Filmatelier, Flugbild von Süden gegen die Nervenheilanstalt Rosenhügel. Quelle: ÖNB, Bildarchiv Austria, AF 1.058 - C Positiv, Bildrechte: CC BY-NC-ND 4.0, Urheber: Austro Flug

Wien, Österreich (Weltexpress). Geoffrey Hoguet, ein Nachkomme der Rothschild-Dynastie befindet sich in einem erbitterten Rechtsstreit mit dem österreichischen Staat – und hat bereits einen Etappensieg errungen.
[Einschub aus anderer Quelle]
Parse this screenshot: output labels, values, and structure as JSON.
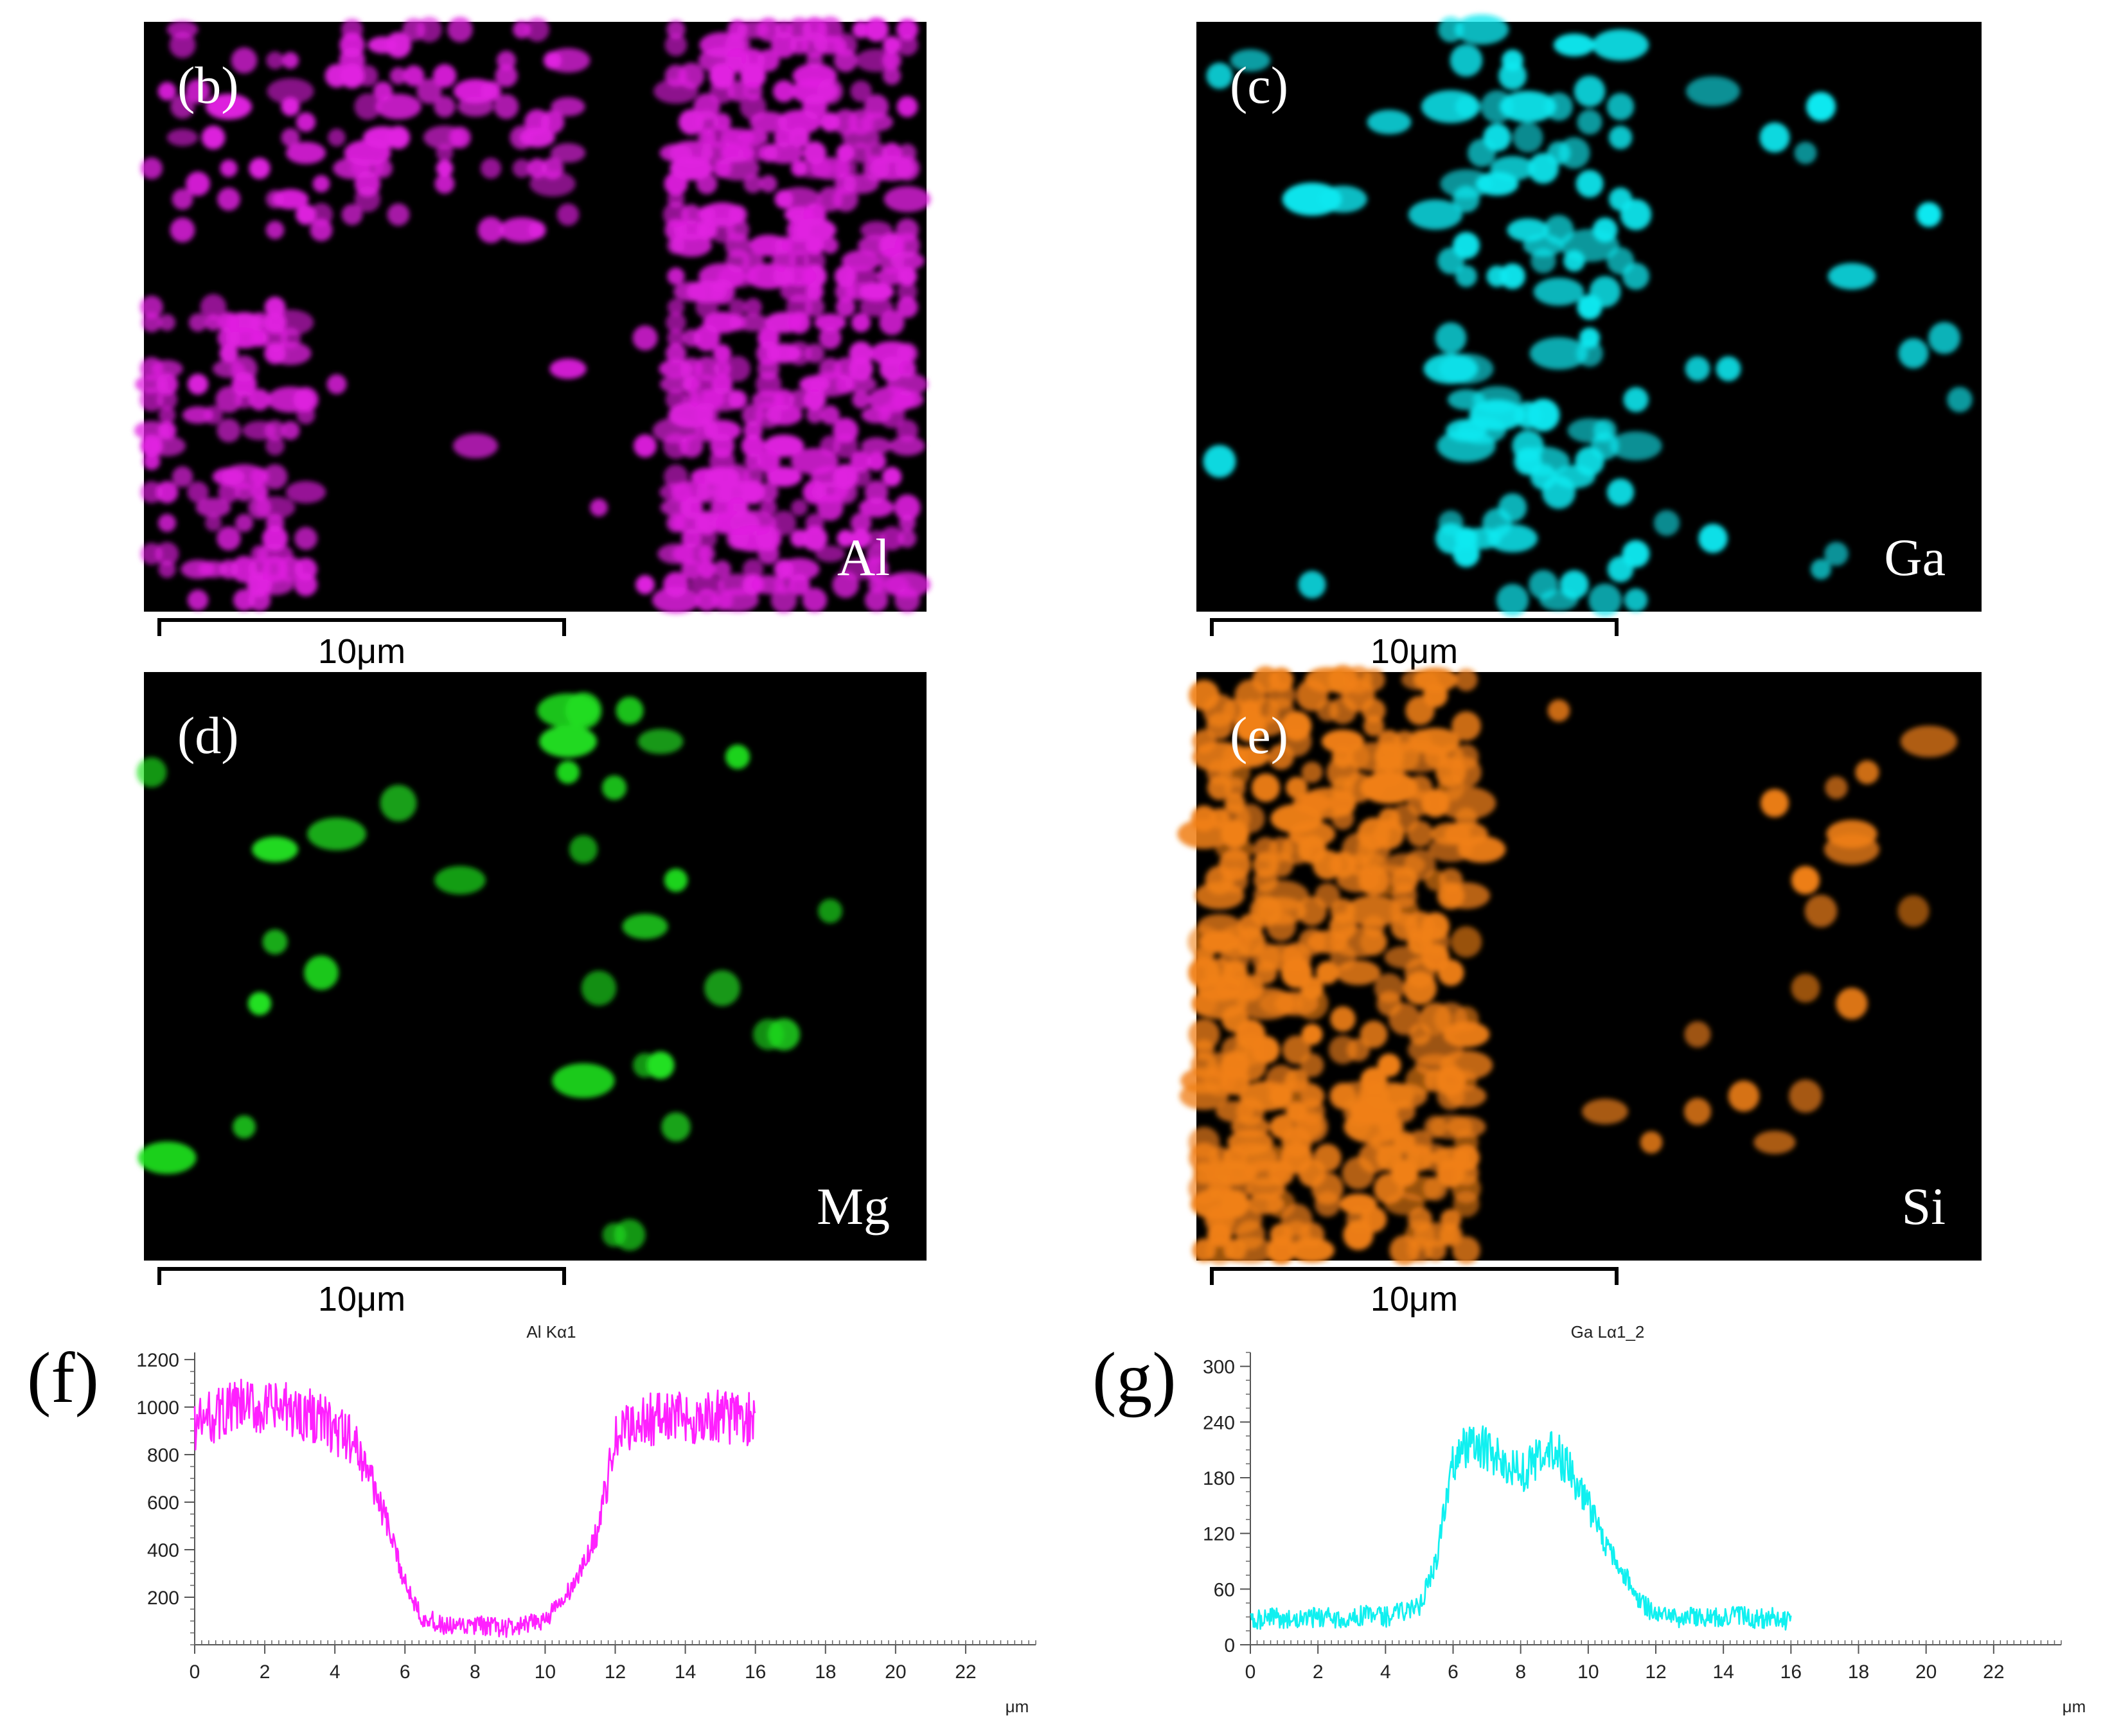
{
  "figure": {
    "panels": [
      {
        "id": "b",
        "label": "(b)",
        "element": "Al",
        "color": "#e020e0",
        "scale": "10μm"
      },
      {
        "id": "c",
        "label": "(c)",
        "element": "Ga",
        "color": "#10e8f0",
        "scale": "10μm"
      },
      {
        "id": "d",
        "label": "(d)",
        "element": "Mg",
        "color": "#20e020",
        "scale": "10μm"
      },
      {
        "id": "e",
        "label": "(e)",
        "element": "Si",
        "color": "#f08018",
        "scale": "10μm"
      }
    ]
  },
  "chart_data": [
    {
      "type": "line",
      "panel_label": "(f)",
      "title": "Al Kα1",
      "xlabel": "μm",
      "ylabel": "",
      "color": "#ff20ff",
      "xlim": [
        0,
        24
      ],
      "ylim": [
        0,
        1230
      ],
      "xticks": [
        0,
        2,
        4,
        6,
        8,
        10,
        12,
        14,
        16,
        18,
        20,
        22
      ],
      "yticks": [
        200,
        400,
        600,
        800,
        1000,
        1200
      ],
      "series": [
        {
          "name": "Al Kα1",
          "x": [
            0,
            0.5,
            1,
            1.5,
            2,
            2.5,
            3,
            3.5,
            4,
            4.5,
            5,
            5.5,
            6,
            6.5,
            7,
            7.5,
            8,
            8.5,
            9,
            9.5,
            10,
            10.5,
            11,
            11.5,
            12,
            12.5,
            13,
            13.5,
            14,
            14.5,
            15,
            15.5,
            16
          ],
          "values": [
            920,
            960,
            990,
            1000,
            985,
            990,
            975,
            960,
            900,
            860,
            720,
            500,
            260,
            120,
            80,
            70,
            80,
            75,
            70,
            80,
            110,
            180,
            300,
            480,
            860,
            930,
            950,
            960,
            955,
            950,
            960,
            960,
            940
          ]
        }
      ]
    },
    {
      "type": "line",
      "panel_label": "(g)",
      "title": "Ga Lα1_2",
      "xlabel": "μm",
      "ylabel": "",
      "color": "#10f0f0",
      "xlim": [
        0,
        24
      ],
      "ylim": [
        0,
        315
      ],
      "xticks": [
        0,
        2,
        4,
        6,
        8,
        10,
        12,
        14,
        16,
        18,
        20,
        22
      ],
      "yticks": [
        0,
        60,
        120,
        180,
        240,
        300
      ],
      "series": [
        {
          "name": "Ga Lα1_2",
          "x": [
            0,
            0.5,
            1,
            1.5,
            2,
            2.5,
            3,
            3.5,
            4,
            4.5,
            5,
            5.5,
            6,
            6.5,
            7,
            7.5,
            8,
            8.5,
            9,
            9.5,
            10,
            10.5,
            11,
            11.5,
            12,
            12.5,
            13,
            13.5,
            14,
            14.5,
            15,
            15.5,
            16
          ],
          "values": [
            25,
            30,
            28,
            26,
            30,
            28,
            30,
            32,
            30,
            35,
            40,
            90,
            200,
            220,
            210,
            195,
            185,
            200,
            210,
            185,
            150,
            110,
            80,
            50,
            30,
            28,
            30,
            28,
            30,
            32,
            28,
            30,
            25
          ]
        }
      ]
    }
  ]
}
Dabei geht es um eine von seinen Vorfahren gegründete medizinische Stiftung, die von den Nazis „arisiert“, also beschlagnahmt wurde – und die seit der Gründung der Republik Österreich von der Stadt Wien kontrolliert wird. Beamte im Wiener Rathaus wurden als Administratoren eingesetzt; sie wurden damit möglicherweise zu potenziellen  Nutzniessern des Stiftungsvermögen in der Höhe von 110 Millionen Euro. Dies zumindest behaupten britische Medien.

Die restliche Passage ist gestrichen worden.